Despite being exhausted from the long and arduous journey to the other side of the world, I woke up at the first sign of light in Berlin at 5:04 a.m. Our journey to learn about the culture of our neighbors to the east would start today and I wasn’t going to waste any time. I wanted to find out and document everything that I possibly could, from the simple cultural differences at breakfast, to the preservation of the history of this storied nation and city.
Our journey through the first full day started at the Brandenburg Gate, the symbol of transitions. The gate has seen the defeat of Germany to Napoleon and the humiliation that followed as a result of the removal of the quadriga. It has seen the rise of a dictator bent on world domination who would march his Storm Troopers through its entrances as a display of power. It has endured the hardships of a literal tear in the middle of the city where the gate which was once open to the public was no longer accessible due to the Berlin Wall separating West from East Germany. It was the perfect site to set the tone of the trip. The Brandenburg Gate opened our eyes to the expansive memories this beautiful city holds.
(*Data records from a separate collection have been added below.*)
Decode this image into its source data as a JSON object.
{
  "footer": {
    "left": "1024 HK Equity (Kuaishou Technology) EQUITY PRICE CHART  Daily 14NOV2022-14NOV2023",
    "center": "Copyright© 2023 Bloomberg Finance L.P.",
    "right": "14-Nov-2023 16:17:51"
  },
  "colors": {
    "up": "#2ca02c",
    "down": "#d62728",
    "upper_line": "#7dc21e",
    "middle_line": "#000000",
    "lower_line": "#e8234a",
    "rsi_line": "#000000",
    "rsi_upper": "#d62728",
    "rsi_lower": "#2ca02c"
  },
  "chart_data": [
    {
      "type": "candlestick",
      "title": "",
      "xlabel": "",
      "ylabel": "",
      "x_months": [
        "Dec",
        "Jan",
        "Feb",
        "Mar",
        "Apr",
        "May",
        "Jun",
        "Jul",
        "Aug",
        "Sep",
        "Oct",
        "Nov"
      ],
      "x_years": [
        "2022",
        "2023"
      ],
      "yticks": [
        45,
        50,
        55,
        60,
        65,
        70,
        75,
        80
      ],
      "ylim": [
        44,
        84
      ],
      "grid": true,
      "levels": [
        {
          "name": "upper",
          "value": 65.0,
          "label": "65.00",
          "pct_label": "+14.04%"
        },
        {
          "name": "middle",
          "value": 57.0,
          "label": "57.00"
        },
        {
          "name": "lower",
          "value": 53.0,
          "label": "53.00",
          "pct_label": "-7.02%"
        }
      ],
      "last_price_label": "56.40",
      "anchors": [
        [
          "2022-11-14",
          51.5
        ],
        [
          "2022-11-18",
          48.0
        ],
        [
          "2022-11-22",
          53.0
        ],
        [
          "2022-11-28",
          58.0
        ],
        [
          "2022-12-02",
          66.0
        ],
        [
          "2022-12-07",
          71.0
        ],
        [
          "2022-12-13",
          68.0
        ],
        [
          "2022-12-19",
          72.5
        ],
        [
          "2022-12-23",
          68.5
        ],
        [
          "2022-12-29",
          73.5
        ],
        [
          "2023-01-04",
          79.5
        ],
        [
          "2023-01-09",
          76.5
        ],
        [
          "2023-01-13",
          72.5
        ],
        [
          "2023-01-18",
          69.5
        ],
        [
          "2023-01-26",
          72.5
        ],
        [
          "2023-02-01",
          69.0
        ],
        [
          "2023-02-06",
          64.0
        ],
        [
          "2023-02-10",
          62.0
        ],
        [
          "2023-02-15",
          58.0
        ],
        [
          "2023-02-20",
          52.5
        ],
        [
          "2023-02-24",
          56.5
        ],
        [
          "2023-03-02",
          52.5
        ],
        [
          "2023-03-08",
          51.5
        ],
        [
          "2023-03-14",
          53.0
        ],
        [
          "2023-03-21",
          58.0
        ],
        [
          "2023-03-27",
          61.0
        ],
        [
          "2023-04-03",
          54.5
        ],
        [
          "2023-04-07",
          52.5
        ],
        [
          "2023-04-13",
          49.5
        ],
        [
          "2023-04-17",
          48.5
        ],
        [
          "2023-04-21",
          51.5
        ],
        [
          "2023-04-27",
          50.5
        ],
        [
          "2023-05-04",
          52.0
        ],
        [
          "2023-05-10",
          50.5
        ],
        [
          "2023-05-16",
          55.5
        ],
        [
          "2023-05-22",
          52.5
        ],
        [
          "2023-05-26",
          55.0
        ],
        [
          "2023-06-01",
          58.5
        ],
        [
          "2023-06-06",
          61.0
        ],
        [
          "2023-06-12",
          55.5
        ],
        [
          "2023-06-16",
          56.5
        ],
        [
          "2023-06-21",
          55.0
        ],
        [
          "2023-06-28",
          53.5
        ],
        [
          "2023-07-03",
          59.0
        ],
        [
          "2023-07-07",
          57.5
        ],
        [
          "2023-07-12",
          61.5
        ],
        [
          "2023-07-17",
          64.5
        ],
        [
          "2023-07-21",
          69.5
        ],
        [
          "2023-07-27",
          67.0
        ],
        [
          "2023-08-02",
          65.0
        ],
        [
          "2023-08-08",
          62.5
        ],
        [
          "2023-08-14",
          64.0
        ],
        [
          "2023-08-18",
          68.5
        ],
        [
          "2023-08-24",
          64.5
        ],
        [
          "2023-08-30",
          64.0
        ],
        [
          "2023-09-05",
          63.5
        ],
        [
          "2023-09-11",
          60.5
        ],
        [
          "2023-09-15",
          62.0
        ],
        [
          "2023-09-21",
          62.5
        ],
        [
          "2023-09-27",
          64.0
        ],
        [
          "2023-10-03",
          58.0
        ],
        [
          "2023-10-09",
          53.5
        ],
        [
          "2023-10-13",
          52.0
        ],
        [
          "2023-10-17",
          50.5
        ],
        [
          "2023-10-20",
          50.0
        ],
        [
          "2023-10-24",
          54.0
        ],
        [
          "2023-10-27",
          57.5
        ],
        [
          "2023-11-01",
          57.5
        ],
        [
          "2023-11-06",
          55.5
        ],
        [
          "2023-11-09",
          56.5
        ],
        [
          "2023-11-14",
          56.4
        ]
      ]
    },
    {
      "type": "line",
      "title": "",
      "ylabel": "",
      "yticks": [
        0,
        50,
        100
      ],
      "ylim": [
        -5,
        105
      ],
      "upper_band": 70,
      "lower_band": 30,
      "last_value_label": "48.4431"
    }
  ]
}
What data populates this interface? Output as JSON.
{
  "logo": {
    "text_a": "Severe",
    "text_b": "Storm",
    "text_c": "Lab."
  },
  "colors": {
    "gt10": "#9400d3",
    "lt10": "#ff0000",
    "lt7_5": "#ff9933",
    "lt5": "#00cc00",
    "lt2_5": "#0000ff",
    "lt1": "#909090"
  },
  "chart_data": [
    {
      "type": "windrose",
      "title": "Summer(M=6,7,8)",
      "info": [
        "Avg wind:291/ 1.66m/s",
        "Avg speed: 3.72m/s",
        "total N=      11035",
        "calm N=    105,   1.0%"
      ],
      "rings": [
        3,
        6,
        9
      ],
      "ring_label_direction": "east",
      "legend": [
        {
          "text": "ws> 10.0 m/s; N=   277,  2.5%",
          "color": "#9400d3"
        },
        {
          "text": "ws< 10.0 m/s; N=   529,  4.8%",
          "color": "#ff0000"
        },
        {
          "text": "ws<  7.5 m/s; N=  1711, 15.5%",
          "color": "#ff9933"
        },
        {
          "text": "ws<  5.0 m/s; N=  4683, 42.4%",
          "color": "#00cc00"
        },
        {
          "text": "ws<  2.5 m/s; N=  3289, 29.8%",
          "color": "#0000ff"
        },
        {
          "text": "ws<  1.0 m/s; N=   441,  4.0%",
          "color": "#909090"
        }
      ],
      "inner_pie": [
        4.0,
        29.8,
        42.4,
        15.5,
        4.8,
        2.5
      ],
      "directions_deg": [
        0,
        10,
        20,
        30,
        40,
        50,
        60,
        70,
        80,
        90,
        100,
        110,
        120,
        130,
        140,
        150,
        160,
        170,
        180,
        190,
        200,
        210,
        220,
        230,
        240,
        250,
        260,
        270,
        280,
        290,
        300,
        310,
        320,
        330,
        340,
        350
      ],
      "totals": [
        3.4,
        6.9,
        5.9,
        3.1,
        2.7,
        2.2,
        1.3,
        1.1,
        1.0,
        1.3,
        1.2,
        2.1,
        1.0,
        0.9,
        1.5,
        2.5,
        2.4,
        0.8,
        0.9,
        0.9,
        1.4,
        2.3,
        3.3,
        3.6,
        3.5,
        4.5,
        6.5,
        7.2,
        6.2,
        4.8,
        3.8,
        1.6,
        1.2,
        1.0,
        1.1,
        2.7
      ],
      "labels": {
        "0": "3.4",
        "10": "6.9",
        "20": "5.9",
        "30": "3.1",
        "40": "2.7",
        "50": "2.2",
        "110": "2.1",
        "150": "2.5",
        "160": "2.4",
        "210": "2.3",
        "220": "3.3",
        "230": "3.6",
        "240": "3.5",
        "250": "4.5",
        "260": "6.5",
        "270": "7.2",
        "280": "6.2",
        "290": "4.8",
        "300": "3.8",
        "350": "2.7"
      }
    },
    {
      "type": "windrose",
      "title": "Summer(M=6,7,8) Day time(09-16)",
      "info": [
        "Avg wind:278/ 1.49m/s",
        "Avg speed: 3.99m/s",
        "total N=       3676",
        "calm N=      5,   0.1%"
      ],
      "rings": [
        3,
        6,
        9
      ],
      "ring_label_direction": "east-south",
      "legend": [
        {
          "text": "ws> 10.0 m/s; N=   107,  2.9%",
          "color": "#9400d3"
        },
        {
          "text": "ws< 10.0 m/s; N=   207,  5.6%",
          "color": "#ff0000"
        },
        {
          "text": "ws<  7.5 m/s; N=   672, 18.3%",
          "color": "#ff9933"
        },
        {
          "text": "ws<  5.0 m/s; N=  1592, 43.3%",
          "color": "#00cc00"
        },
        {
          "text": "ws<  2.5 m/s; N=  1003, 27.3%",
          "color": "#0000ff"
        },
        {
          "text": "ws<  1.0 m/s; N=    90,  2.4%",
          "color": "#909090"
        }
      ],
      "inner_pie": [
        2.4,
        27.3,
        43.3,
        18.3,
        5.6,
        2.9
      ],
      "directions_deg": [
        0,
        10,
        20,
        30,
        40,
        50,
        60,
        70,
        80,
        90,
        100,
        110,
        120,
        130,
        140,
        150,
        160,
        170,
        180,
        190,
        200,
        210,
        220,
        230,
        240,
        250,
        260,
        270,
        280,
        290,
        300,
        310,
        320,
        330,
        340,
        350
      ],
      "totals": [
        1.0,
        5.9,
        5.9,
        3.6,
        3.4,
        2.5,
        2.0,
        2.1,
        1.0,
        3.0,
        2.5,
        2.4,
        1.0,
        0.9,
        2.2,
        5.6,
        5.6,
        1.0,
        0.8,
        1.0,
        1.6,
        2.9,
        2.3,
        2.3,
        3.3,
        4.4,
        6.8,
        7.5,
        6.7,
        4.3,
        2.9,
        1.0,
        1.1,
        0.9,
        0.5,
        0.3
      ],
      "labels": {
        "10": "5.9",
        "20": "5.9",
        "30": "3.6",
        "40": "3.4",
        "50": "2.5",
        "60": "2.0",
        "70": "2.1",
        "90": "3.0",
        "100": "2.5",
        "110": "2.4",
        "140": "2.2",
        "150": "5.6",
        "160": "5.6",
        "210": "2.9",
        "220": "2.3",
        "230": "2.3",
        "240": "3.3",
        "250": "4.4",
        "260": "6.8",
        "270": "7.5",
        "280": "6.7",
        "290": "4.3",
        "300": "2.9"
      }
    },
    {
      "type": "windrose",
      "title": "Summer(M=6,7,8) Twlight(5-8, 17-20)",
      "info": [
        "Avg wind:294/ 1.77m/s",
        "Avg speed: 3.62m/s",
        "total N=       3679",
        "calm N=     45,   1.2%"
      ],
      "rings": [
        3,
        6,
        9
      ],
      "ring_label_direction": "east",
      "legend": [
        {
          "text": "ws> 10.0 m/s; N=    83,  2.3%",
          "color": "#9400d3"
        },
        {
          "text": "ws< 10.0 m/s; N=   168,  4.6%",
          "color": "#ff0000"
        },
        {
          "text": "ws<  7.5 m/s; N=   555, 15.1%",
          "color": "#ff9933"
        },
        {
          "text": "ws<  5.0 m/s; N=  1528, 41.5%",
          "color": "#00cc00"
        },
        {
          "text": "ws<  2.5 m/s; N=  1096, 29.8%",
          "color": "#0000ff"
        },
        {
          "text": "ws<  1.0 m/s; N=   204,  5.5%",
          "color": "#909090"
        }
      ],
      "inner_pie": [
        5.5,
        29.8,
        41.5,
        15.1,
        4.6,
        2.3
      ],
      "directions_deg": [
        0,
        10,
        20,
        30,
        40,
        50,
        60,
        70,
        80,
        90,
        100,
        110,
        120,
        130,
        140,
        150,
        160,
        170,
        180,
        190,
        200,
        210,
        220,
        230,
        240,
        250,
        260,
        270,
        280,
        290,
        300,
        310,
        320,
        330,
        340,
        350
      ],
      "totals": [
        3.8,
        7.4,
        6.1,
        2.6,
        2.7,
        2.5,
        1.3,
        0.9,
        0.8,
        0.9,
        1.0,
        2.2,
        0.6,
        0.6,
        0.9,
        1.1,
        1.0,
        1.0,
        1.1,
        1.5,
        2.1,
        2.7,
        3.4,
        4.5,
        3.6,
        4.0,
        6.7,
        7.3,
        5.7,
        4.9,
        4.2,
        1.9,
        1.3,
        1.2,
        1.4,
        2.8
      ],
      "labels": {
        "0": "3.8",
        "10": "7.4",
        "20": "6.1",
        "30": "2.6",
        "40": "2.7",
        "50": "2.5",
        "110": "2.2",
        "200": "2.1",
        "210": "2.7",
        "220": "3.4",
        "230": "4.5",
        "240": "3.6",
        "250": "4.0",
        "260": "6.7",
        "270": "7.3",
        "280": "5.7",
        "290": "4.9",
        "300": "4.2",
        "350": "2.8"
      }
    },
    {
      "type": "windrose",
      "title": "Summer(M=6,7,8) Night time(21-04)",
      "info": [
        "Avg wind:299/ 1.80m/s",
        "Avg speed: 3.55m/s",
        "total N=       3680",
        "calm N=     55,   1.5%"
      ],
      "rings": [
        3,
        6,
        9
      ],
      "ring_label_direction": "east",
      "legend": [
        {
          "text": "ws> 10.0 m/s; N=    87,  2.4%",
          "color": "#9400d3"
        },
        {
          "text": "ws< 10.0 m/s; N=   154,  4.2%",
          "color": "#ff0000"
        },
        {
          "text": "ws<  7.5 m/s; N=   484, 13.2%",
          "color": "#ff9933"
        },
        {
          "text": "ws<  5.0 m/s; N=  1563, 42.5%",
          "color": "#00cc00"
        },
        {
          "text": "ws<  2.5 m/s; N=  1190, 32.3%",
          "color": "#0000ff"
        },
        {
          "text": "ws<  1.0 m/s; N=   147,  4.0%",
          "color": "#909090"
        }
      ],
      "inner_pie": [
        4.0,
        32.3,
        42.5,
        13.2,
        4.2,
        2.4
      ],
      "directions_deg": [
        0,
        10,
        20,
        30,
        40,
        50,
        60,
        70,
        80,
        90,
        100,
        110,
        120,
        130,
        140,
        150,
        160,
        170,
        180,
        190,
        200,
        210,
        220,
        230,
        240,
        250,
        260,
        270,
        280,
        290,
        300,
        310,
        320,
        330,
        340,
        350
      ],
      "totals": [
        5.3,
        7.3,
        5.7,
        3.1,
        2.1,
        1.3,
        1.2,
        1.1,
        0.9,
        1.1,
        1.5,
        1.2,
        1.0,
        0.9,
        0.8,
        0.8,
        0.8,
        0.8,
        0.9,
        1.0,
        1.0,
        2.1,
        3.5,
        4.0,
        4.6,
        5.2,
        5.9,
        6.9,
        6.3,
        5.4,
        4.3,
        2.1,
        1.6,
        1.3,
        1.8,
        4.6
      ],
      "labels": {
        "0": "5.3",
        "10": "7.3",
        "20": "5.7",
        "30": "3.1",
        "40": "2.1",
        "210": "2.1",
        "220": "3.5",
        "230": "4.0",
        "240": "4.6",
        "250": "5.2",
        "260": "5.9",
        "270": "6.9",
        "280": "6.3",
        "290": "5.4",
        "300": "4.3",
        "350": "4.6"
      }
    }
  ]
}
After being split up into our small groups, our squad “Team Alpha” planned and mapped out our day so that we would be able to cover the itinerary with enough time to truly experience each moment. We first visited the Memorial to the Murdered Jews. This powerful name only just begins to invoke the sense of evil and destruction that happened to a particular people group under the prerogative of a dictator. I found it very interesting that the city did not simply want this to pass beyond memory, but instead wanted this memory to remain in the forefront, a memory that would remain stitched in with the fabric of its being. This was apparent by the layout of the memorial: a large block of land dedicated to those who were taken in the anti-semitic violence right in the middle of the city. It served to make a statement that this must always be in the minds and hearts of Berlin.
After we saw the memorial, we went to the museum underneath the memorial. This was the most difficult experience of the entire day. The museum was a dedication the victims of the systematic murders of an entire people group. It almost made us feel as if we were responsible for all of these deaths, which in a sense we were. As a global population, we did not do enough to stop such a genocide until it was too late and the damage had already been done in the millions. It nevertheless was almost unreal and impossible to comprehend in this day and age. This is why I believe it is so important to continue preserving this memory. Because it did happen, it is possible to happen again and thus it is necessary to hold it in our minds always so that we can learn from our mistakes and move forward as a global culture. Because of the cyclic nature of history, it is very possible that we will face the same challenges and pressures of propaganda and fear.
To reflect on the experience we just shared with Berlin’s most intimate and awful history, Team Alpha headed to my favorite location of the day: Tiergarten. This beautiful, expansive park stretched further than the eye could comprehend. It encompassed, rivers, ponds, open fields, forest-covered paths, and beautiful sculptures and memorials. The quietness of this space despite its location in the middle of a bustling city was what made it so captivating to me. It seemed to me that this natural work of art was intentionally preserved in the middle of the city to bring beauty to the troubled story of Berlin. The space brought a sense of healing to our group after we had just bore witness the destruction implemented by the same nation. It was not a hiding place per se, but instead it was a place where one could remember and be comforted in knowing that all people of all backgrounds, religions, and national affiliations can enjoy the same space: a sort of call to love your neighbor through the beauty of the world, a beauty we need to preserve and work to hold. It is a testament to the fact that hate is not innate to our being, but it is instead taught by our interactions toward one another. To grow as a global population, we must learn to teach love and acceptance in the face of fear and hate. This is something the Berlin has come to terms with and it is something that we as a group need to bring back to the United States.